Placemeter, a New York City startup that analyzes video feeds to create real-time data about real-world places, Thurday announced a $6 million series A funding round. New Enterprise Associates (which previously participated in the company’s seed round) lead the investment, with participation by Qualcomm Ventures, Collaborative Fund, and other previous investors.
Drawing on public video feeds and those contributed by its partners (The company tries to harness individuals unused old Android and iPhone’s laying around), Placemeter uses algorithms to quantify public-space activity — like how thick traffic is, and how fast it’s moving; how many people are on line at a particular store; or how large the crowd is at an event.
If you live in NYC, Placemeter will offer you cold hard cash — up to $50 a month — to provide a live video feed from your street-facing window.

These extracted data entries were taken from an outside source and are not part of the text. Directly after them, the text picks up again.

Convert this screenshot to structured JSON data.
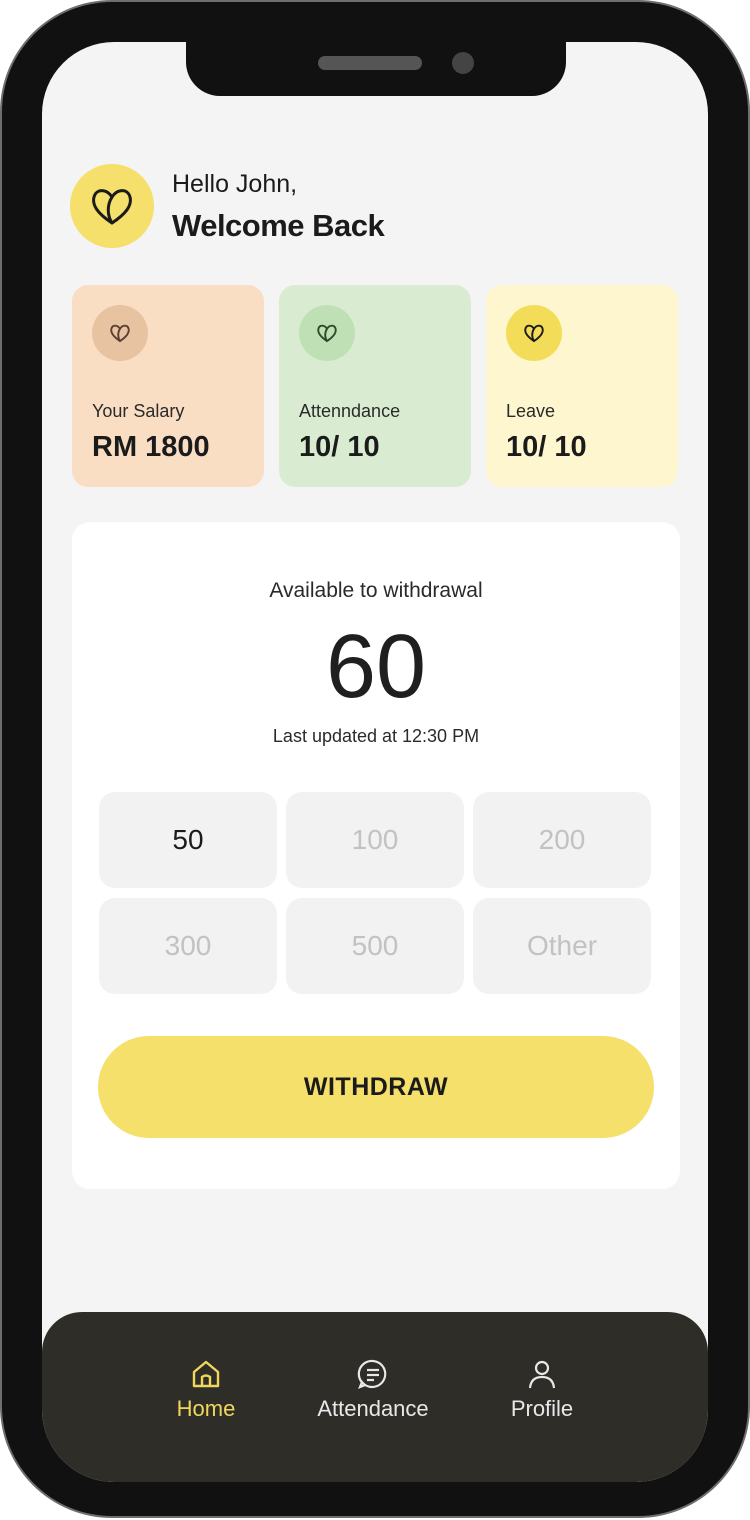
{
  "header": {
    "greeting": "Hello John,",
    "welcome": "Welcome Back",
    "logo_icon": "heart-logo-icon",
    "accent_color": "#f5e06b"
  },
  "stats": [
    {
      "label": "Your Salary",
      "value": "RM 1800",
      "icon": "heart-icon",
      "color": "#f9dec4"
    },
    {
      "label": "Attenndance",
      "value": "10/ 10",
      "icon": "heart-icon",
      "color": "#d9ecd2"
    },
    {
      "label": "Leave",
      "value": "10/ 10",
      "icon": "heart-icon",
      "color": "#fdf6cf"
    }
  ],
  "withdraw": {
    "title": "Available to withdrawal",
    "amount": "60",
    "updated": "Last updated at 12:30 PM",
    "options": [
      "50",
      "100",
      "200",
      "300",
      "500",
      "Other"
    ],
    "selected": "50",
    "button_label": "WITHDRAW"
  },
  "nav": {
    "items": [
      {
        "label": "Home",
        "icon": "home-icon",
        "active": true
      },
      {
        "label": "Attendance",
        "icon": "message-icon",
        "active": false
      },
      {
        "label": "Profile",
        "icon": "user-icon",
        "active": false
      }
    ],
    "background": "#2f2d28",
    "active_color": "#f0d75c"
  }
}
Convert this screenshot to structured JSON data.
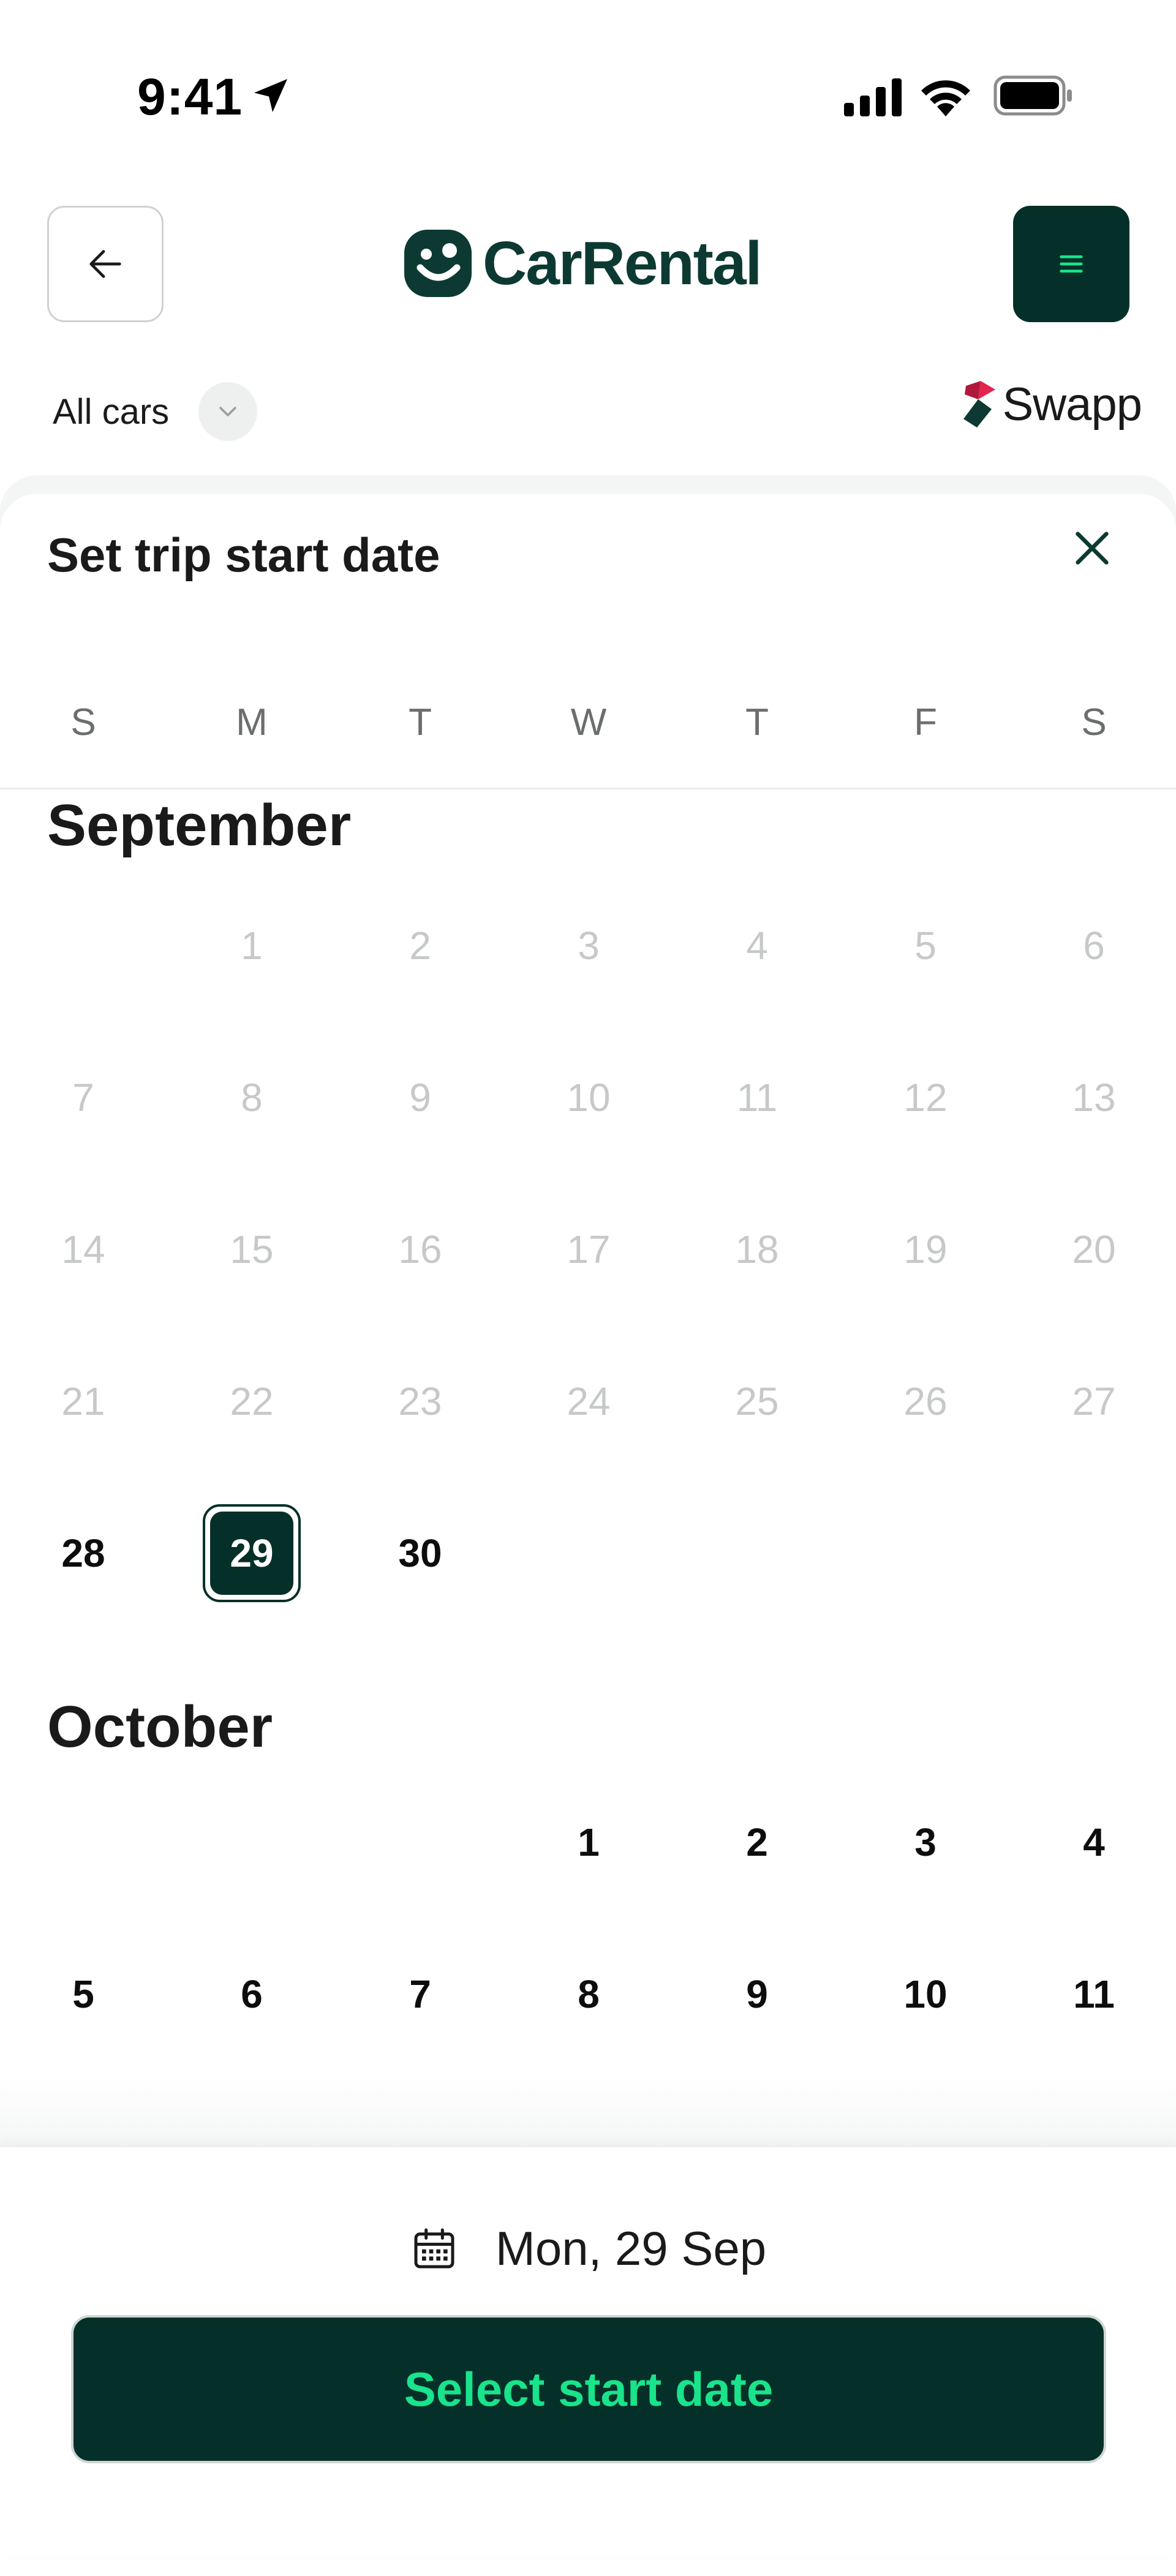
{
  "status_bar": {
    "time": "9:41",
    "icons": [
      "location-arrow-icon",
      "cellular-signal-icon",
      "wifi-icon",
      "battery-icon"
    ]
  },
  "header": {
    "back_icon": "arrow-left-icon",
    "brand": "CarRental",
    "menu_icon": "hamburger-menu-icon",
    "filter_label": "All cars",
    "partner": "Swapp"
  },
  "sheet": {
    "title": "Set trip start date",
    "close_icon": "close-icon"
  },
  "weekdays": [
    "S",
    "M",
    "T",
    "W",
    "T",
    "F",
    "S"
  ],
  "months": [
    {
      "name": "September",
      "first_weekday": 1,
      "days": 30,
      "past_until": 27,
      "selected": 29
    },
    {
      "name": "October",
      "first_weekday": 3,
      "visible_days": 18
    }
  ],
  "bottom": {
    "selected_date": "Mon, 29 Sep",
    "button_label": "Select start date"
  },
  "colors": {
    "brand_dark": "#053029",
    "brand_green": "#19e38b",
    "logo_text": "#0c3a33",
    "past_day": "#c6c9c8"
  }
}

It has the trappings of a Big Brother-esque pyramid scheme, but fear not: Placemeter is adamant and up-front about protecting privacy, both of video providers and of the random people who happen to be caught on tape. The company promises that its algorithms only count cars and people, and don’t track or identify individuals. None of the analyzed video is stored on Placemeter’s servers.
This round of funding will allow Placemeter to expand beyond the Big Apple, with sights set on opportunities to apply its platform to retail, real estate, urban planning, transportation and other areas across the globe. NEA’s Forest Baskett will join the board, while Qualcomm Ventures VP Quinn Li will tag along as a board observer.